The first black church in Charlotte was a wooded grove where the Duke Power building stands in downtown today. As early as 1840, slaves who could slip away gathered under the branches to sing and pray.

AME Zion missionaries organized the loose-knit congregation into Clinton Chapel AME Zion Church in 1864 and began, near the corner of South Mint and Stonewall streets, the most influential black movement in the city's history.

As freed slaves began separating from their masters' congregations in 1865, black churches became what many remain today: centers of spiritual, educational, cultural and political life.

"For the first time, blacks could do for themselves what they could not do in white churches, where they were restricted to the balcony," says the Rev. Retoy Gaston, pastor of Clinton Chapel AME Zion, now on Rozzelle's Ferry Road.

"They could hold a morning service, speak out, serve in leadership positions."

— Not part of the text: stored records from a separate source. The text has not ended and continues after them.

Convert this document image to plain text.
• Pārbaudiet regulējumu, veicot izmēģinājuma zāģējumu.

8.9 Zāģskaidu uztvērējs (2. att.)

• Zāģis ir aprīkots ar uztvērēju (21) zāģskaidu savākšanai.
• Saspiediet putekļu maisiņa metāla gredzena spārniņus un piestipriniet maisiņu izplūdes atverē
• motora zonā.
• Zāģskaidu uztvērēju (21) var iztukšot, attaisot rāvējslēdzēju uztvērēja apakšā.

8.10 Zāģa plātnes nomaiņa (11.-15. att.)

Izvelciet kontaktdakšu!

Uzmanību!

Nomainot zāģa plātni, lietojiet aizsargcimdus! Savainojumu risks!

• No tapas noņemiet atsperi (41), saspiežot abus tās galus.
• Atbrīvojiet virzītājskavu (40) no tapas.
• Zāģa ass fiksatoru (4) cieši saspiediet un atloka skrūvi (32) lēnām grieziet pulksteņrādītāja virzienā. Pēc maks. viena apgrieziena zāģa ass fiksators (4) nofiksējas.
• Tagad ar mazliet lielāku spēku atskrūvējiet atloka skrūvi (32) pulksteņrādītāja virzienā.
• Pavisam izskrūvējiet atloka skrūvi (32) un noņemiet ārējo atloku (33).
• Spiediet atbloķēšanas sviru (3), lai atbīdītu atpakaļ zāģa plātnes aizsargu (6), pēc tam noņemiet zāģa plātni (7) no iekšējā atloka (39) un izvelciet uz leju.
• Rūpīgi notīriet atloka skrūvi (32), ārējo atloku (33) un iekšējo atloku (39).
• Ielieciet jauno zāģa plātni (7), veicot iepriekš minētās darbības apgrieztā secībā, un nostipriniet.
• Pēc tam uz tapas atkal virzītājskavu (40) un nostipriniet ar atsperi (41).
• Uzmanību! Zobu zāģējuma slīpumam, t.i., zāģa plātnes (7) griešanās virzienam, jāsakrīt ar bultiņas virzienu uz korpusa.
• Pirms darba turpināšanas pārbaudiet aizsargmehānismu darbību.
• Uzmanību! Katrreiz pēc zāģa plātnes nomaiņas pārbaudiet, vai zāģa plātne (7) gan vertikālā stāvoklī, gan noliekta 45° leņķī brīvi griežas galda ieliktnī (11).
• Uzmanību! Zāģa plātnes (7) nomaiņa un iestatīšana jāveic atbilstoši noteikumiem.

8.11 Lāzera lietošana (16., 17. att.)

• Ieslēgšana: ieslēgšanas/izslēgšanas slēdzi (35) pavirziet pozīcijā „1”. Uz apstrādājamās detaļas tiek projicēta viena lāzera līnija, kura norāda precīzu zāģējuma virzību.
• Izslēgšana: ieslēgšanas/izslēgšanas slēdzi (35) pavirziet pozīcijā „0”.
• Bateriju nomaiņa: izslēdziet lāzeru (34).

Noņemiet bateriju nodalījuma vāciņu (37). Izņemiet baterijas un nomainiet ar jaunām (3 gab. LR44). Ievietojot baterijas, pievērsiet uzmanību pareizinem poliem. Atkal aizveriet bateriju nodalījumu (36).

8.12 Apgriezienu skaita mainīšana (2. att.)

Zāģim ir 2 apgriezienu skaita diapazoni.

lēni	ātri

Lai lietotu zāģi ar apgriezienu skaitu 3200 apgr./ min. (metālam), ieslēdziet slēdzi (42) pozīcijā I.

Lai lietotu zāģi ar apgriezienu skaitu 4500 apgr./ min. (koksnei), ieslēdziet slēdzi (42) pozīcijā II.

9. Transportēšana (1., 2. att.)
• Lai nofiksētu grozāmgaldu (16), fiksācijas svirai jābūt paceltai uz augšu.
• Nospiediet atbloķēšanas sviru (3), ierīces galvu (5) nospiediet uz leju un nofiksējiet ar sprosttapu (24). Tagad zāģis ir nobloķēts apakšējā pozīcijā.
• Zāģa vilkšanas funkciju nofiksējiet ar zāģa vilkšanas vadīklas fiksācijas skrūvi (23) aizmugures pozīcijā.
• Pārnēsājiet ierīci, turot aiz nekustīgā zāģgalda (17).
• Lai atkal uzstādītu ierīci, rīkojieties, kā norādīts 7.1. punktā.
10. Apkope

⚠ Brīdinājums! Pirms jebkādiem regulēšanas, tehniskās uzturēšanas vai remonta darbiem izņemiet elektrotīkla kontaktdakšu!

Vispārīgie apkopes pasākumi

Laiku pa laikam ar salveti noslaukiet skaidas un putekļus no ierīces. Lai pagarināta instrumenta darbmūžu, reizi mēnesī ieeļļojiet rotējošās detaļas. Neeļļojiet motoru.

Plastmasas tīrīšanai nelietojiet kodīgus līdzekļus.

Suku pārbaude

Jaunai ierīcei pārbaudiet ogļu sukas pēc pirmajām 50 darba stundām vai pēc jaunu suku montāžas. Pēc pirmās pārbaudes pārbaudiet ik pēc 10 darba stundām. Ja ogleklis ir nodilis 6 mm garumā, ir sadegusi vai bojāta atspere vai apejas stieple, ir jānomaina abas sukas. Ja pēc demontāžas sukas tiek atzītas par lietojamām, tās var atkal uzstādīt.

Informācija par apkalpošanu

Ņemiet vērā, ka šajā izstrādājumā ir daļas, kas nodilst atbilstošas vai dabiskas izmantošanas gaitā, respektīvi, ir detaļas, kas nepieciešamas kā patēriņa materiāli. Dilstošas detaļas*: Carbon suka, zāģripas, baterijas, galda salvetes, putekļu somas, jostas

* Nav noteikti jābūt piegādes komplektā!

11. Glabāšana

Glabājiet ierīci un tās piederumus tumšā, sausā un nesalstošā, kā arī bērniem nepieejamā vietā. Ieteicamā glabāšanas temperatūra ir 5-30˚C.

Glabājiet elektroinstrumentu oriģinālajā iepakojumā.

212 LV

In 1866, blacks left the balcony of First Presbyterian Church and, with the help of white missionaries, formed the area's first black Presbyterian congregation, now First United Presbyterian Church.

In 1867, former slaves left the white Southern Baptist church to start their own church, now First Baptist West.

A string of others followed suit until, in 1896, Charlotte had more black churches than white. Those churches formed the bridge to Charlotte's first black schools, social halls, publishing houses and political meeting places.